Политические предпосылки Мартова, конечно, неправильны. Для роли политического вождя у него не хватает темперамента, смелости и широты обхвата. Он теряется на относительных мелочах и поэтому заранее, так сказать, предоставлен к той осмотрительности и осторожности, которая переходит в робость и отравляет революционную душу, придавая ей несносный, у иных обывательский, а у других кабинетный характер. Такие черты кабинетного политика, несомненно, присущи Мартову. Скажу больше, свой несравненный политический дар и свою убедительную публицистику Мартов большей частью дает на служение не собственным мыслям. Мартов — великолепный идейный костюмер, с большим вкусом и как раз по росту кроит и шьет идейное одеяние лозунгов, которые вырабатываются за его спиной более решительными меньшевиками. Ведь и в нерешительности нужна известная решимость. У меньшевиков типичных, коренных их политическая нерешительность вытекает вовсе не из отсутствия характера личного, — лично они могут быть людьми чрезвычайно мужественными и властными, — она вытекает из классовых интересов промежуточных групп. Промежуточные группы нерешительны по самому существу своему, историческая судьба толкает их на среднюю линию между непримиримыми классами. Отсюда отсутствие какой бы то ни было героичности в их позиции. Но свои компромиссы люди эти могут проводить иногда с большой решительностью и так как в период революционный они являются последней надеждой весьма хитрого и все еще влиятельного полюса привилегированных, то и становятся, на манер Носке, порою людьми с железной рукой на службе у своих классовых полуврагов для преодоления своих левых братьев, причем собственная левизна превращается в революционную фразу, служащую ширмой для их порою прямо палаческой работы. Мартов на такую роль не способен, но все узорное шитье, столь присущее стилю Мартова, весь умонаклон его, обращенный на отдельные факты, не могущий перенести тех грубых и резких линий, которые, разрушая всякие геометрические чертежи, прокладывает революционная страсть, — делает его крайне мало приспособленным к работе в титаническом лагере подлинных революционеров.

Эти особенности натуры толкают его неудержимо — хотя он порой барахтается против этого — в лагерь оппортунистов, и тогда костюмерный талант Мартова служит к изготовлению изящных туалетов для составленных из месива произведений ума всякого рода либерданов.2

Сколько раз Мартов, влекомый своим подлинно демократическим духом, поднимался почти до заключения союза с левой социал–демократией, но каждый раз его отталкивало от нас то, что он называет грубостью, каждый раз ему претил тот размах, в котором иные находят полное удовлетворение и наслаждение, с которым иные считаются как с чертой, коренным образом присущей стихийному великому перевороту, но который не вмещает дух Мартова.

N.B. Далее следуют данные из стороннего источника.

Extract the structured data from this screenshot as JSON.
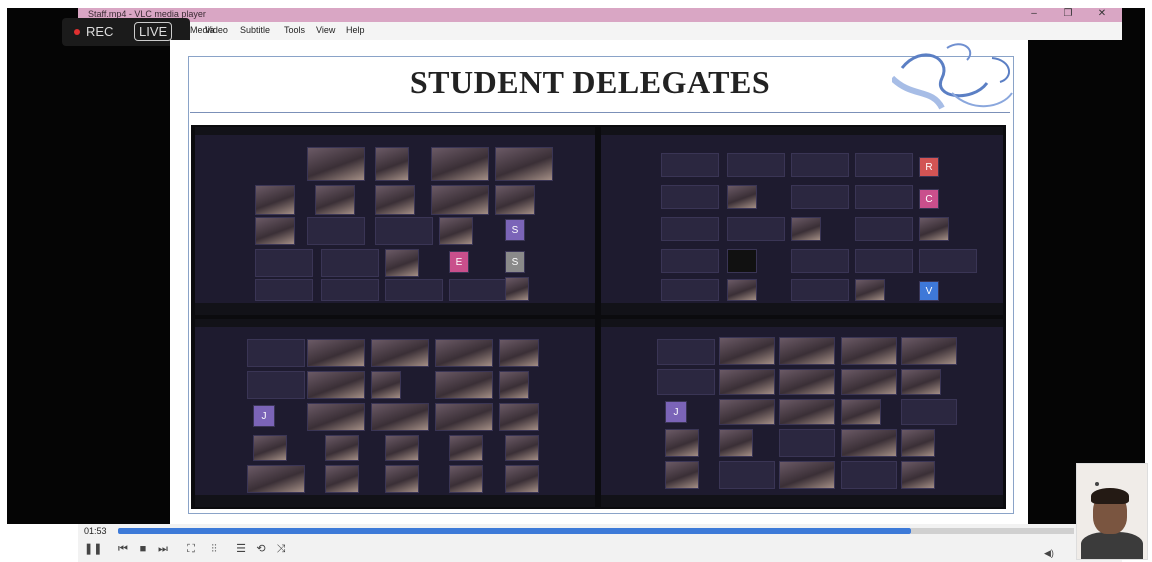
{
  "window": {
    "title": "Staff.mp4 - VLC media player",
    "controls": [
      "–",
      "❐",
      "✕"
    ]
  },
  "menu": [
    "Media",
    "Video",
    "Subtitle",
    "Tools",
    "View",
    "Help"
  ],
  "recording": {
    "rec_label": "REC",
    "live_label": "LIVE",
    "rec_color": "#e03030"
  },
  "slide": {
    "title": "STUDENT DELEGATES"
  },
  "player": {
    "time": "01:53",
    "progress_fraction": 0.83,
    "accent": "#3d7ad8",
    "buttons": [
      "pause-icon",
      "previous-icon",
      "stop-icon",
      "next-icon",
      "fullscreen-icon",
      "extended-settings-icon",
      "playlist-icon",
      "loop-icon",
      "shuffle-icon"
    ],
    "button_glyphs": [
      "❚❚",
      "⏮",
      "■",
      "⏭",
      "⛶",
      "⫶⫶",
      "☰",
      "⟲",
      "⤨"
    ]
  },
  "zoom_letters": [
    "S",
    "E",
    "S",
    "R",
    "C",
    "V",
    "J",
    "J"
  ]
}
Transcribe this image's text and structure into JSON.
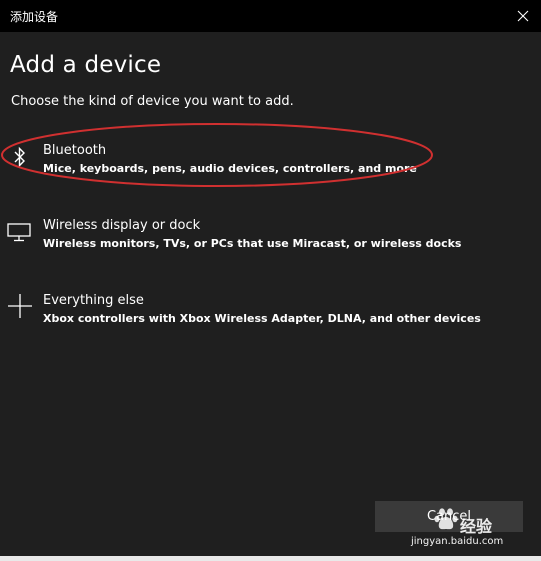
{
  "window": {
    "title": "添加设备"
  },
  "main": {
    "heading": "Add a device",
    "subheading": "Choose the kind of device you want to add."
  },
  "options": [
    {
      "icon": "bluetooth-icon",
      "label": "Bluetooth",
      "description": "Mice, keyboards, pens, audio devices, controllers, and more"
    },
    {
      "icon": "monitor-icon",
      "label": "Wireless display or dock",
      "description": "Wireless monitors, TVs, or PCs that use Miracast, or wireless docks"
    },
    {
      "icon": "plus-icon",
      "label": "Everything else",
      "description": "Xbox controllers with Xbox Wireless Adapter, DLNA, and other devices"
    }
  ],
  "footer": {
    "cancel_label": "Cancel"
  },
  "watermark": {
    "brand": "经验",
    "url": "jingyan.baidu.com"
  },
  "colors": {
    "background": "#1f1f1f",
    "titlebar": "#000000",
    "highlight_ring": "#d03030",
    "button": "#3a3a3a"
  }
}
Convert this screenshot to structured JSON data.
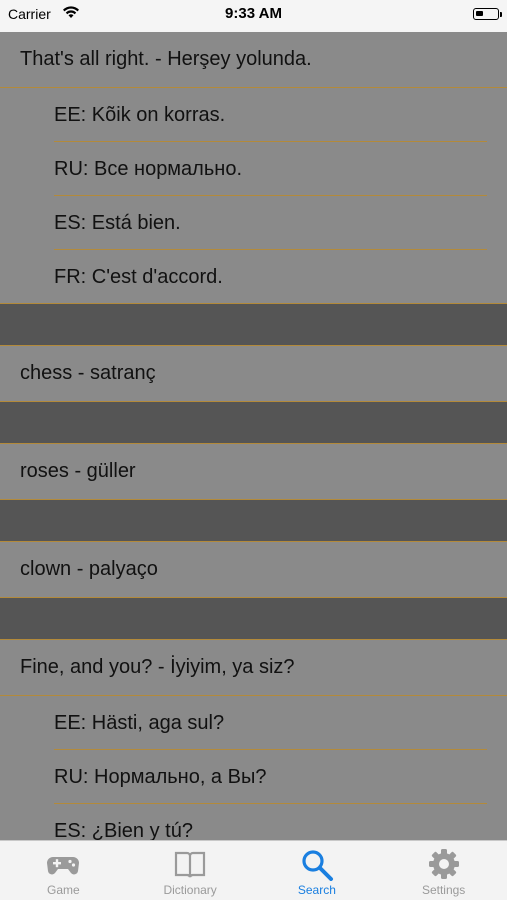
{
  "status": {
    "carrier": "Carrier",
    "time": "9:33 AM"
  },
  "entries": [
    {
      "phrase": "That's all right. - Herşey yolunda.",
      "translations": [
        "EE: Kõik on korras.",
        "RU: Все нормально.",
        "ES: Está bien.",
        "FR: C'est d'accord."
      ]
    },
    {
      "phrase": "chess - satranç",
      "translations": []
    },
    {
      "phrase": "roses - güller",
      "translations": []
    },
    {
      "phrase": "clown - palyaço",
      "translations": []
    },
    {
      "phrase": "Fine, and you? - İyiyim, ya siz?",
      "translations": [
        "EE: Hästi, aga sul?",
        "RU: Нормально, а Вы?",
        "ES: ¿Bien y tú?"
      ]
    }
  ],
  "tabs": [
    {
      "label": "Game",
      "icon": "gamepad-icon",
      "active": false
    },
    {
      "label": "Dictionary",
      "icon": "book-icon",
      "active": false
    },
    {
      "label": "Search",
      "icon": "search-icon",
      "active": true
    },
    {
      "label": "Settings",
      "icon": "gear-icon",
      "active": false
    }
  ],
  "colors": {
    "accent": "#1a7fe0",
    "separator": "#b38a3a",
    "row_bg": "#8a8a8a",
    "gap_bg": "#555555"
  }
}
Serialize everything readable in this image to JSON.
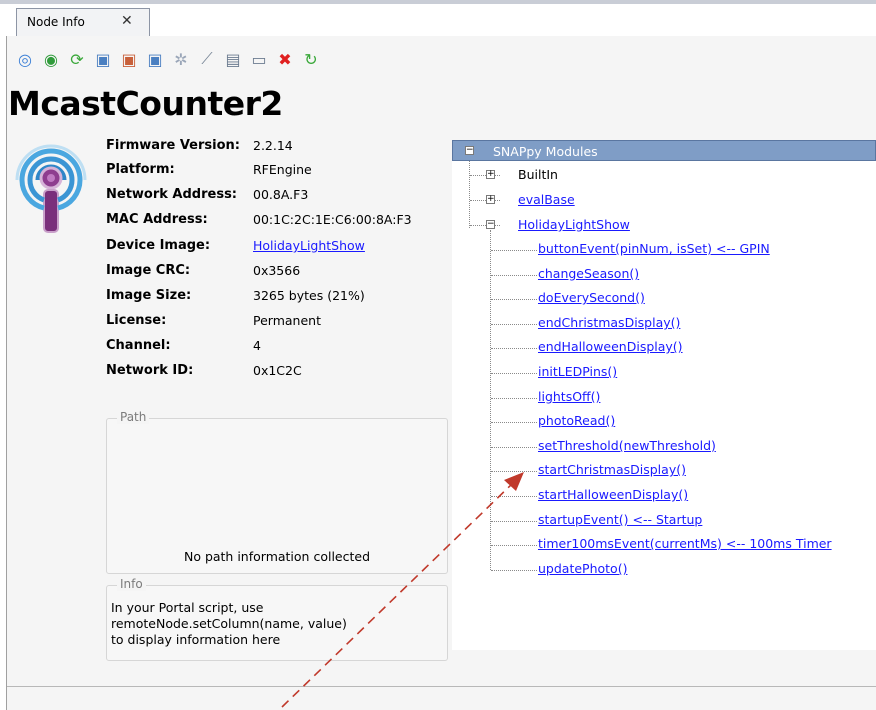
{
  "tab": {
    "label": "Node Info",
    "close_glyph": "✕"
  },
  "toolbar": {
    "buttons": [
      {
        "name": "ping-node-icon",
        "glyph": "◎",
        "color": "#3b7fd6"
      },
      {
        "name": "refresh-node-icon",
        "glyph": "◉",
        "color": "#2f9b3a"
      },
      {
        "name": "sync-arrows-icon",
        "glyph": "⟳",
        "color": "#3aa83a"
      },
      {
        "name": "upload-script-icon",
        "glyph": "▣",
        "color": "#4a7fc1"
      },
      {
        "name": "erase-script-icon",
        "glyph": "▣",
        "color": "#c8603a"
      },
      {
        "name": "export-script-icon",
        "glyph": "▣",
        "color": "#4a7fc1"
      },
      {
        "name": "configure-gear-icon",
        "glyph": "✲",
        "color": "#9aa6b8"
      },
      {
        "name": "probe-icon",
        "glyph": "⟋",
        "color": "#7a8898"
      },
      {
        "name": "copy-icon",
        "glyph": "▤",
        "color": "#6c7c90"
      },
      {
        "name": "field-icon",
        "glyph": "▭",
        "color": "#6c7c90"
      },
      {
        "name": "delete-icon",
        "glyph": "✖",
        "color": "#e02020"
      },
      {
        "name": "reboot-icon",
        "glyph": "↻",
        "color": "#3aa83a"
      }
    ]
  },
  "node": {
    "title": "McastCounter2",
    "fields": [
      {
        "label": "Firmware Version:",
        "value": "2.2.14",
        "link": false
      },
      {
        "label": "Platform:",
        "value": "RFEngine",
        "link": false
      },
      {
        "label": "Network Address:",
        "value": "00.8A.F3",
        "link": false
      },
      {
        "label": "MAC Address:",
        "value": "00:1C:2C:1E:C6:00:8A:F3",
        "link": false
      },
      {
        "label": "Device Image:",
        "value": "HolidayLightShow",
        "link": true
      },
      {
        "label": "Image CRC:",
        "value": "0x3566",
        "link": false
      },
      {
        "label": "Image Size:",
        "value": "3265 bytes (21%)",
        "link": false
      },
      {
        "label": "License:",
        "value": "Permanent",
        "link": false
      },
      {
        "label": "Channel:",
        "value": "4",
        "link": false
      },
      {
        "label": "Network ID:",
        "value": "0x1C2C",
        "link": false
      }
    ]
  },
  "path": {
    "legend": "Path",
    "message": "No path information collected"
  },
  "info": {
    "legend": "Info",
    "lines": [
      "In your Portal script, use",
      "remoteNode.setColumn(name, value)",
      "to display information here"
    ]
  },
  "tree": {
    "root": "SNAPpy Modules",
    "modules": [
      {
        "label": "BuiltIn",
        "link": false,
        "expanded": false
      },
      {
        "label": "evalBase",
        "link": true,
        "expanded": false
      },
      {
        "label": "HolidayLightShow",
        "link": true,
        "expanded": true
      }
    ],
    "functions": [
      "buttonEvent(pinNum, isSet) <-- GPIN",
      "changeSeason()",
      "doEverySecond()",
      "endChristmasDisplay()",
      "endHalloweenDisplay()",
      "initLEDPins()",
      "lightsOff()",
      "photoRead()",
      "setThreshold(newThreshold)",
      "startChristmasDisplay()",
      "startHalloweenDisplay()",
      "startupEvent() <-- Startup",
      "timer100msEvent(currentMs) <-- 100ms Timer",
      "updatePhoto()"
    ]
  },
  "colors": {
    "link": "#1a1aff",
    "tree_header": "#7f9dc6",
    "annotation_arrow": "#c0392b"
  }
}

И вновь Мартов падал в либердановское болото, и утонченный ум его опять начинал носиться над этим болотом, украшающим его блуждающим огоньком.

Во время первой революции Мартов ничем не изменил себе и полностью выявил все те черты, которые я старался сейчас обрисовать.

Я не могу сказать, чтобы он играл во время этого первого столкновения народных масс с правительством выдающуюся роль, как настоящий политический вождь, он был тем же превосходным журналистом–аналитиком, тем же спорщиком, тем же внутрипартийным тактиком.

Новая эмиграция нанесла Мартову очень тяжелый удар, быть может, никогда колебания Мартова не были так заметны и, вероятно, так мучительны. Правое крыло меньшевизма стало быстро разлагаться, уклоняясь в так называемое ликвидаторство.3 Мартову не хотелось идти в этот мещанский развал революционного духа. Но ликвидаторы держались за Дана, Дан за Мартова, и, как обычно, тяжелый меньшевистский хвост тащил Мартова на дно. Был момент, когда он словно бы заключил союз с Лениным, побуждаемый к тому Троцким и Иннокентием,4 мечтавшим о создании сильного центра против крайних левых и крайних правых.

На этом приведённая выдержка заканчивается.